The empowered stage (1922-63) was represented by the Stormont government’s use of sectarianism as a weapon of power and patronage. Polite sectarianism (1963-70) emerged under Captain Terence O’Neill. He drank tea in convent parlours with reverend mothers as part of his programme of civic weeks.

He was ousted by Paisley’s polarised sectarianism (1970-98) which was subsequently fuelled by the IRA’s military campaign.

The campaign’s defeat led to the new pragmatic sectarianism of the Good Friday Agreement: it guaranteed you political power provided you did not overdo it. (Overseeing the lot has been palatial sectarianism – the fact that only a Protestant can be monarch. Apparently it is not mannerly to point that out).

The First and Deputy First Ministers’ recent announcement on a shared future illustrates a return to a more complex model of empowered sectarianism. They exclude the other executive parties from most decision-making as a weapon of power and patronage by claiming, quite incredibly, that in doing so they are tackling sectarian division.

The two men’s proposals are dangerously simplistic.
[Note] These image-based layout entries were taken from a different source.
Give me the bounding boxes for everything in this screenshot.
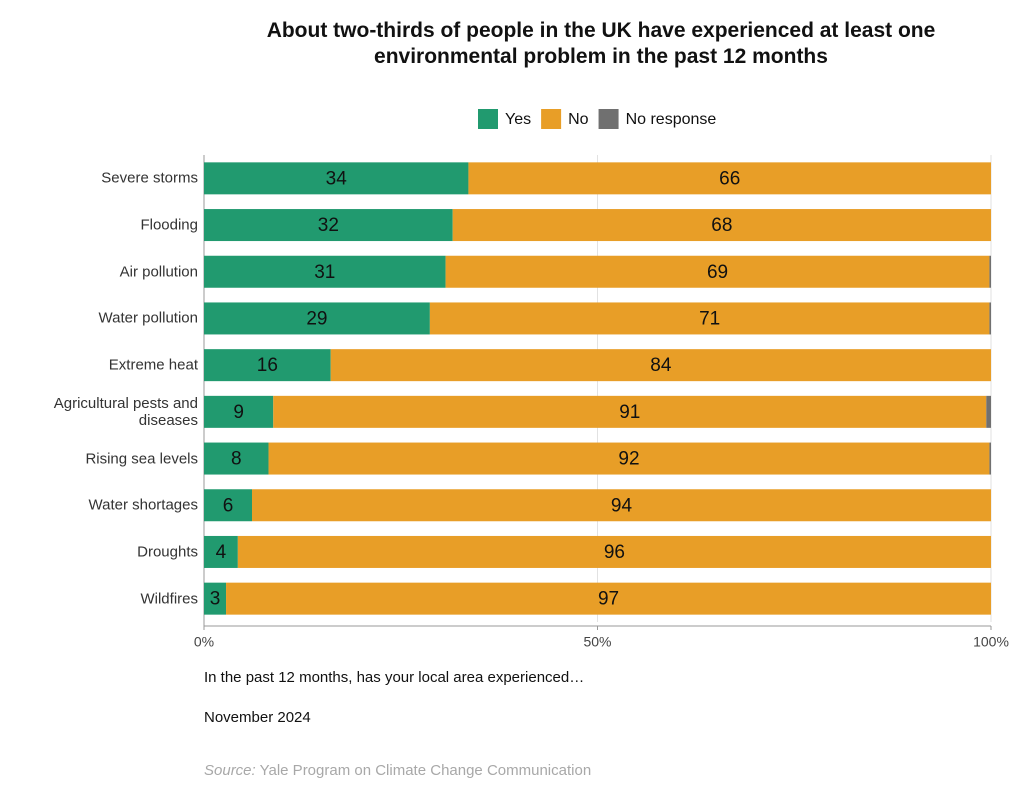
x-tick-label: 0%: [194, 634, 214, 650]
data-label: 68: [711, 215, 732, 236]
data-label: 69: [707, 262, 728, 283]
source-text: Yale Program on Climate Change Communica…: [259, 762, 592, 779]
y-tick-label: Water pollution: [98, 309, 199, 327]
bar-segment: [429, 302, 990, 335]
y-tick-label: Agricultural pests and diseases: [53, 394, 198, 429]
bar-segment: [204, 442, 269, 475]
data-label: 91: [619, 402, 640, 423]
bar-segment: [252, 489, 991, 522]
y-tick-label: Flooding: [140, 216, 198, 234]
data-label: 8: [231, 449, 242, 470]
x-tick-label: 100%: [973, 634, 1009, 650]
y-tick-label: Wildfires: [140, 590, 198, 608]
y-tick-label: Water shortages: [88, 496, 199, 514]
bar-segment: [204, 489, 253, 522]
legend-label: No: [568, 111, 589, 128]
data-label: 31: [314, 262, 335, 283]
data-label: 96: [604, 542, 625, 563]
y-tick-label: Rising sea levels: [85, 450, 198, 468]
data-label: 3: [210, 589, 221, 610]
data-label: 71: [699, 308, 720, 329]
bar-segment: [989, 442, 991, 475]
data-label: 16: [257, 355, 278, 376]
y-tick-label: Air pollution: [119, 263, 198, 281]
title-line: environmental problem in the past 12 mon…: [374, 45, 828, 68]
source: Source: Yale Program on Climate Change C…: [204, 762, 591, 779]
data-label: 66: [719, 168, 740, 189]
data-label: 29: [306, 308, 327, 329]
chart-title: About two-thirds of people in the UK hav…: [267, 19, 936, 68]
bar-segment: [204, 395, 274, 428]
bar-segment: [204, 535, 238, 568]
source-label: Source:: [204, 762, 256, 779]
legend-label: No response: [626, 111, 717, 128]
bar-segment: [268, 442, 990, 475]
bar-segment: [989, 302, 991, 335]
legend-swatch: [541, 109, 562, 129]
title-line: About two-thirds of people in the UK hav…: [267, 19, 936, 42]
bar-segment: [986, 395, 991, 428]
data-label: 34: [326, 168, 348, 189]
y-tick-label: Extreme heat: [108, 356, 198, 374]
data-label: 6: [223, 495, 234, 516]
data-label: 9: [233, 402, 244, 423]
data-label: 97: [598, 589, 619, 610]
bar-segment: [204, 582, 227, 615]
legend-swatch: [598, 109, 619, 129]
bar-segment: [226, 582, 991, 615]
date: November 2024: [204, 709, 311, 726]
bar-segment: [330, 349, 991, 382]
bar-segment: [989, 255, 991, 288]
bar-segment: [445, 255, 990, 288]
bar-segment: [452, 209, 991, 242]
question: In the past 12 months, has your local ar…: [204, 669, 585, 686]
bar-segment: [237, 535, 991, 568]
bar-segment: [204, 349, 331, 382]
data-label: 32: [318, 215, 339, 236]
bar-segment: [273, 395, 987, 428]
bar-segment: [204, 255, 446, 288]
legend-label: Yes: [505, 111, 531, 128]
data-label: 84: [650, 355, 672, 376]
x-tick-label: 50%: [583, 634, 611, 650]
legend-swatch: [478, 109, 498, 129]
data-label: 92: [618, 449, 639, 470]
data-label: 4: [216, 542, 227, 563]
bar-segment: [468, 162, 991, 195]
y-tick-label: Severe storms: [101, 169, 198, 187]
bar-segment: [204, 162, 469, 195]
bar-segment: [204, 302, 430, 335]
bar-segment: [204, 209, 453, 242]
y-tick-label: Droughts: [137, 543, 198, 561]
data-label: 94: [611, 495, 633, 516]
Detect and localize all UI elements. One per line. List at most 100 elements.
To suggest that removing peace walls will cure sectarianism, for example, is a bit like claiming that scrubbing the spots off a child’s face will cure measles.

Of course you could reasonably argue that if they were serious about building a shared future, they would send our 108 MLAs on a summer camp to learn how to integrate with each other.

You might also suggest that all 108 are effectively Neets – not in education, employment or training and could usefully learn from work experience. (No, you may not argue that sitting in Stormont constitutes employment).

Without a conceptual framework for analysing society, no party here can tackle sectarianism. They could begin by studying GCSE or A Level sociology – except for the fact that our Council for the Curriculum, Examinations and Assessment (CCEA) does not offer the subject at either level.

God forbid that we should teach the next generation to see through our political parties.

Our leaders propose to tell our children that shared schools are a solution but not to teach them how to understand the problem.

The solution to sectarianism is education in the sense of learning, not just educational administration. There is little evidence that any party wants a solution. That may explain why our leaders are proposing to send young people to stack supermarket shelves rather than offering them learning. But as someone once said, “So what?”